O homem que quer destruir as pirâmides
Podemos andar muito preocupados com Passos, Sócrates, Costa, o BES e mais uma série de coisas que são deveras preocupantes, mas no geral deixamos que o essencial nos passe ao lado. O essencial está na Rússia, por exemplo, onde Putin, seguindo a velha tradição despótica da região, lamenta os assassínios que ele determina e, sobretudo, no chamado Estado Islâmico onde o fundamentalismo atinge as raias da incredulidade.
Murgan Salem al-Gohary, fixem este nome. É o líder da jiad no Egito e tem uma proposta arrepiante: destruir as pirâmides e a esfinge que as guarda, no vale de Gizé, às portas do Cairo. Não se trata, como se sabe, de nada que tenha a ver com qualquer das religiões existentes. As pirâmides são dos faraós Quéops (a maior) Quéfren, e Miquerinos, sendo que se entende que a cabeça da esfinge será de Quéfren.
Têm mais de 4000 anos, ou seja mais cerca de 2000 anos do que o cristianismo e mais cerca de 2600 do que o islamismo. São anteriores aos primeiros livros que falam do Deus único hebraico, mais velhas que Sidarta, o fundador do budismo. A maior das pirâmides era considerada uma das sete maravilhas do mundo antigo e a única que resiste (as outras foram levadas pelo tempo: os jardins suspensos da Babilónia, a estátua de Zeus em Olimpo, o Templo de Artémis em Éfeso, o colosso de Rodes, o Mausoléu de Halicarnasso e o Farol de Alexandria).
Mas o jiadista olha para este património mundial, cuja antiguidade não tem paralelo, nem com a muralha da China nem com nenhuma construção humana, como mera idolatria. O profeta, diz ele, mandou destruir os ídolos, embora não explique a razão pela qual o profeta, que quando nasceu já as pirâmides tinham 2500 anos, não as destruiu ele mesmo.

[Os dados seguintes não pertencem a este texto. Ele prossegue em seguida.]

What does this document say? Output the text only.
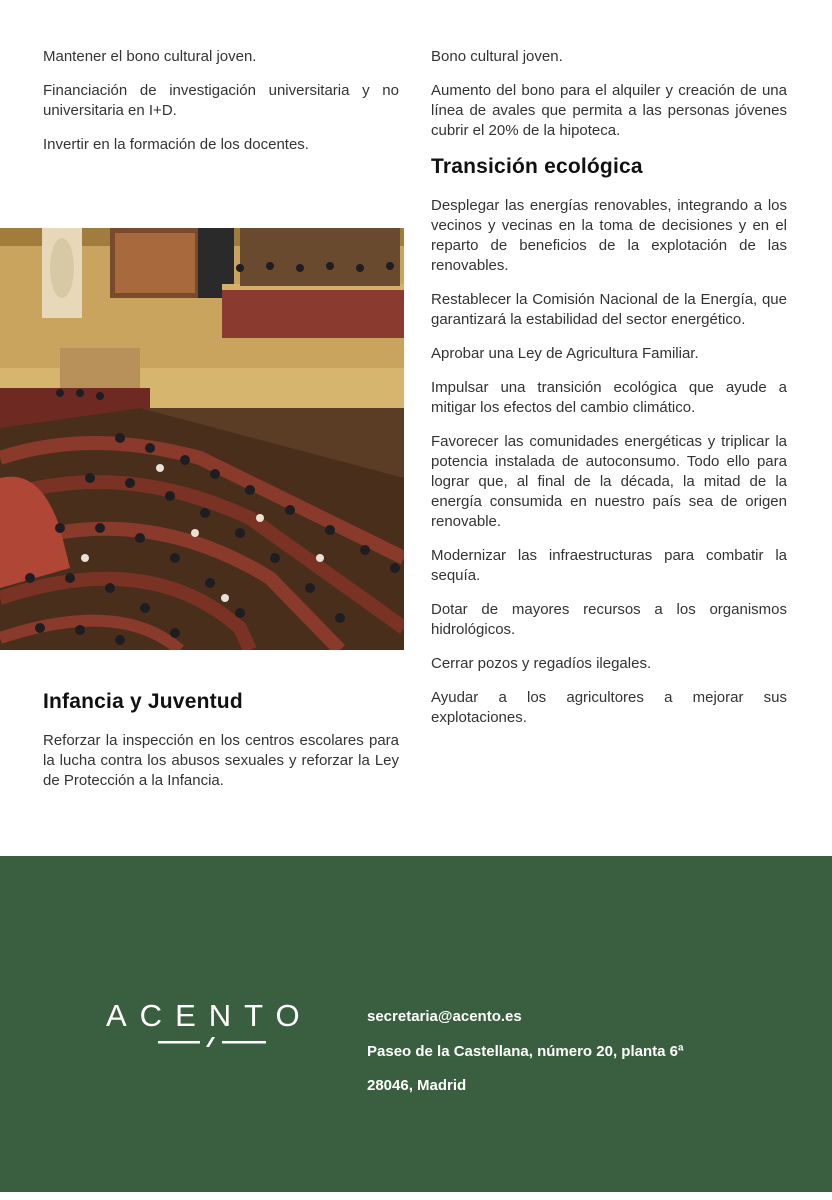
Mantener el bono cultural joven.

Financiación de investigación universitaria y no universitaria en I+D.

Invertir en la formación de los docentes.

Infancia y Juventud

Reforzar la inspección en los centros escolares para la lucha contra los abusos sexuales y reforzar la Ley de Protección a la Infancia.

Bono cultural joven.

Aumento del bono para el alquiler y creación de una línea de avales que permita a las personas jóvenes cubrir el 20% de la hipoteca.

Transición ecológica

Desplegar las energías renovables, integrando a los vecinos y vecinas en la toma de decisiones y en el reparto de beneficios de la explotación de las renovables.

Restablecer la Comisión Nacional de la Energía, que garantizará la estabilidad del sector energético.

Aprobar una Ley de Agricultura Familiar.

Impulsar una transición ecológica que ayude a mitigar los efectos del cambio climático.

Favorecer las comunidades energéticas y triplicar la potencia instalada de autoconsumo. Todo ello para lograr que, al final de la década, la mitad de la energía consumida en nuestro país sea de origen renovable.

Modernizar las infraestructuras para combatir la sequía.

Dotar de mayores recursos a los organismos hidrológicos.

Cerrar pozos y regadíos ilegales.

Ayudar a los agricultores a mejorar sus explotaciones.

ACENTO	secretaria@acento.es
Paseo de la Castellana, número 20, planta 6ª
28046, Madrid
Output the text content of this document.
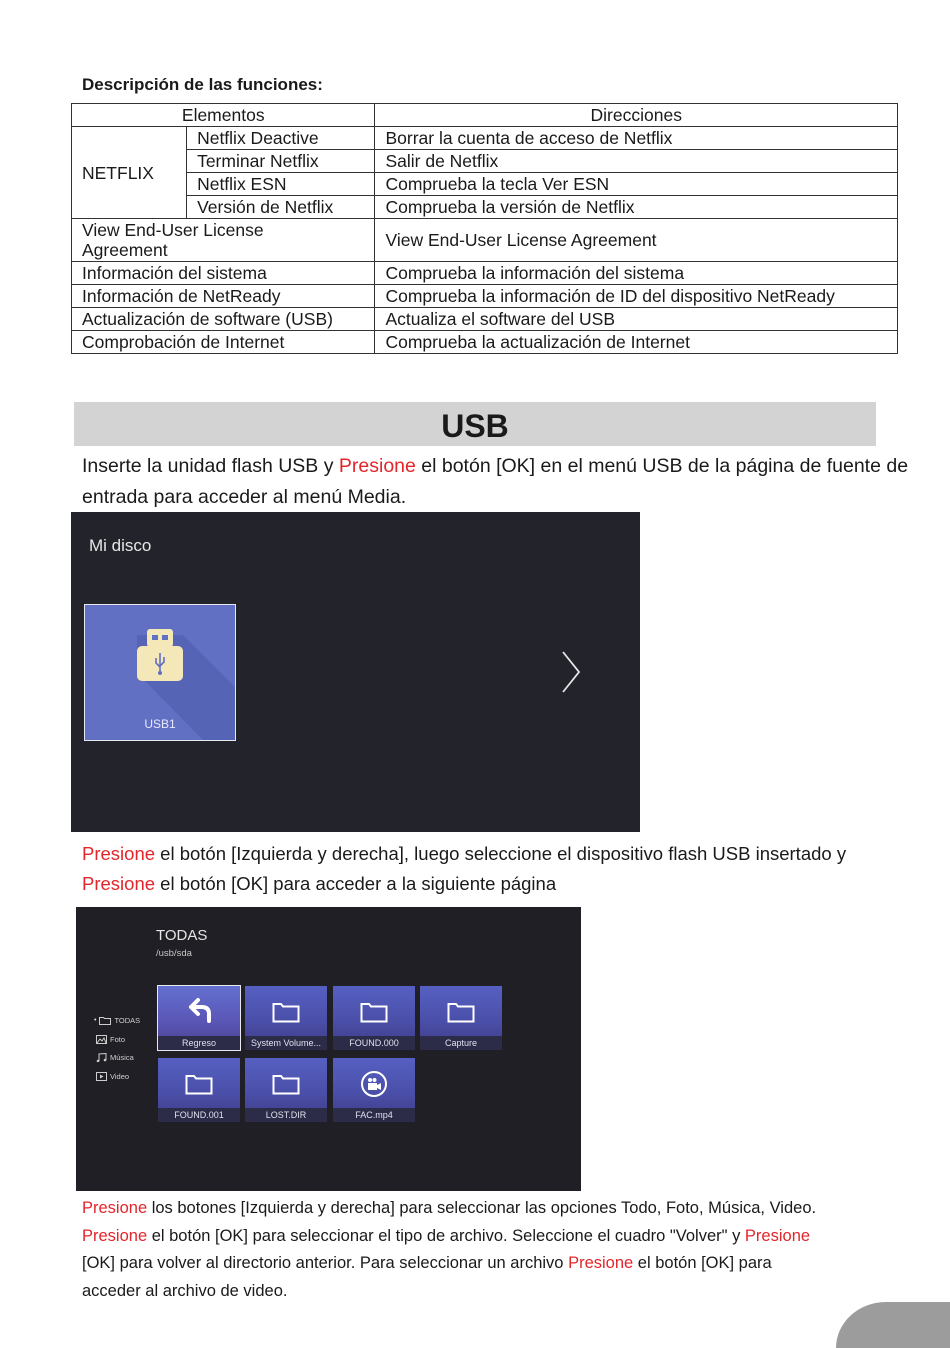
Descripción de las funciones:
Elementos		Direcciones
NETFLIX	Netflix Deactive	Borrar la cuenta de acceso de Netflix
	Terminar Netflix	Salir de Netflix
	Netflix ESN	Comprueba la tecla Ver ESN
	Versión de Netflix	Comprueba la versión de Netflix
View End-User License Agreement		View End-User License Agreement
Información del sistema		Comprueba la información del sistema
Información de NetReady		Comprueba la información de ID del dispositivo NetReady
Actualización de software (USB)		Actualiza el software del USB
Comprobación de Internet		Comprueba la actualización de Internet
USB
Inserte la unidad flash USB y Presione el botón [OK] en el menú USB de la página de fuente de entrada para acceder al menú Media.
Mi disco
USB1
Presione el botón [Izquierda y derecha], luego seleccione el dispositivo flash USB insertado y Presione el botón [OK] para acceder a la siguiente página
TODAS
/usb/sda
• TODAS
Foto
Música
Video
Regreso	System Volume...	FOUND.000	Capture
FOUND.001	LOST.DIR	FAC.mp4
Presione los botones [Izquierda y derecha] para seleccionar las opciones Todo, Foto, Música, Video. Presione el botón [OK] para seleccionar el tipo de archivo. Seleccione el cuadro "Volver" y Presione [OK] para volver al directorio anterior. Para seleccionar un archivo Presione el botón [OK] para acceder al archivo de video.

Depois de cidades histórias, depois das estátuas gigantes dos Budas, no Afeganistão, destruídas por talibãs, os fundamentalistas mostram bem o que pretendem - destruir todos os testemunhos da humanidade; tudo o que contrarie ou possa significar ter havido, antes deles, outras formas de vida, outras crenças, outros modos de viver a espiritualidade que nada tem a ver com a sanguinolenta, bárbara e desumana forma como eles a vivem.
Uma vida humana vale mais do que uma pirâmide. Concordo que isso é verdade no plano dos princípios. Mas a grande pirâmide e o conjunto monumental da necrópole de Gizé valem bem ser defendidas por toda a humanidade e mobilizar mais pessoas do que o bárbaro ataque ao 'Charlie Hebdo'. Ali está em causa o passado coletivo da humanidade, o esforço humano, as chamadas proporções divinas que ainda hoje se discutem.
Os responsáveis de todas as nações civilizadas têm de travar al-Gohary e os seus seguidores. Já vimos do que eles são capazes, não podemos permitir-lhes a menor margem de manobra. O que o jiadismo agora tem em mira é o legado dos avós dos avós dos nossos avós. Foi ali que Napoleão disse aos seus soldados que 40 séculos os contemplavam. Um tempo em que nem as cidades gregas ou fenícias existiam, muito menos o Império Romano. O próprio Moisés Bíblico, quando nasceu, já existiam aquelas pirâmides há cerca de 500 anos. Tantos quanto os anos que nos separam do início da construção da Torre de Belém. O que o jiadismo pretende é que nada que não sejam eles próprios possa existir ou ter existido. Nesse sentido é, além de fundamentalista, o maior dos totalitarismos que já conhecemos.
Eu sei que num mundo onde todos andam preocupados com os pequenos acontecimentos, isto passa despercebido. Assim, pelo menos, sinto que cumpri o dever de alertar para al-Gohary e o seu plano tenebroso.